Monday, October 3, 2011

Resting in What God has Already Provided by Grace


Hebrews 4:10-11
10 For he that is entered into his rest, he also hath ceased from his own works, as God did from his.
11 Let us labour therefore to enter into that rest, lest any man fall after the same example of unbelief.

Rest is what the writer had been speaking of. It is ceasing from our works the way God did from His after Creation.

When the Lord created the heavens and the earth, He did it in a unique way that many people have not understood. He didn't just create trees, plants, and animals. But He created them in a way that they could procreate. That means He doesn't make new trees, plants, and animals today. But His original act of creation was done in a way that He has been resting ever since. He did it perfectly and so completely that He hasn't had to create since.

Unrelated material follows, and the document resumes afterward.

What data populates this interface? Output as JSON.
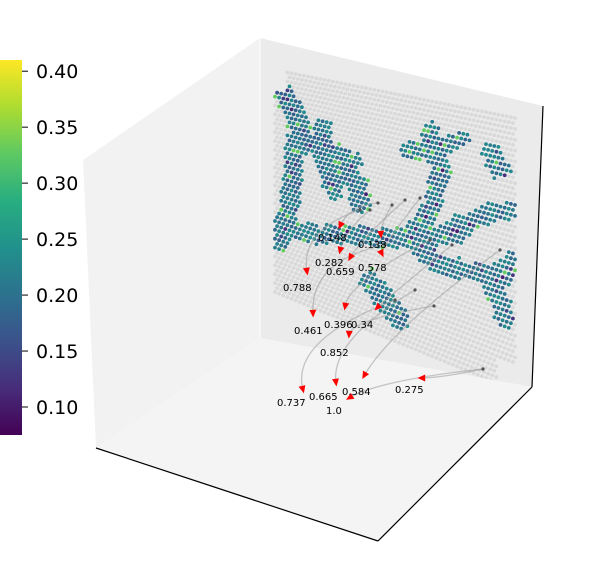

This is what the Old Testament Sabbath was painting a picture of. It was only a type and shadow of this New Testament rest (Col 2:17). It was not the reality itself. The Jews were commanded to take one day out of seven off and devote it to worshiping the Lord as an act of faith that God was their source. In the natural, this didn't make sense. If they didn't work every day, they wouldn't prosper as much as those who did. But that's not the way it worked. Because of their faith in the Lord, which was expressed through their obedience to take the Sabbath off, they prospered more than those who worked seven days a week. God was teaching them to rest in the Lord as their source and not their own works.

Just in case anybody missed the obvious lesson of the weekly Sabbath, the Lord told the Israelites to take one year out of seven off (Le 25). During the seventh year the Israelites couldn't sow or reap any crops. That which came up naturally they had to leave in the fields for the poor and the wild beasts.

Some would say, "What shall we eat the seventh year?" (Le 25:20) The Lord blessed their crops supernaturally on the sixth year so that their fields brought forth three times a normal harvest. They would eat the harvest of the sixth year during the sixth, seventh, and the eighth year while their crops were growing.
All of this pictured that God is our source. We may work and sow our crops, but it is God that gives the increase. Likewise, in the New Testament, Jesus has done everything for us. He isn't still saving people and healing them. That has already been done. All we are doing is entering into what has already been provided.

Those who think they have to act a certain way to gain God's acceptance and approval are not resting in the finished work of Christ. Sure, we need to live holy, but it should be a fruit and not a root of our relationship with the Lord. This is what the Old Testament Sabbath was a picture of.

Those who legalistically observe the Sabbath today with the belief that the Lord is angry with those who don't, are missing the true meaning of the Sabbath. They are really Sabbath breakers. True Sabbath keepers in the New Testament are those who don't try and relate to the Lord by their holiness but totally rely on what Jesus did for them to make them acceptable to the Lord. That is a relationship to be enjoyed every day of our lives and not a single day per week.

This was understood by the early New Testament church and is one of the specific reasons they chose to meet on the first day of the week (Sunday) instead of the seventh day (Saturday), which was the Jewish Sabbath. They knew they were free from the observance of a day and were now living in the true Sabbath that the seventh-day observance pictured.

Hebrews 4:11 sounds like an oxymoron. Why labor to rest? If you understand clearly what the rest of the Lord is (Heb 4:10), then it takes effort to rest in the finished work of the Lord. Our human natures want to do something to be worthy of the Lord's blessings. But the truth is that we can never deserve the goodness of the Lord. We have to cease from trusting in our own works and rest in what Jesus has freely provided by grace. It will be the hardest thing you will ever do. You need to get where you trust that God has done everything instead of thinking that something still needs to be done. It's challenging to control your tongue, anxieties, and actions. It takes effort, you have to labor to rest.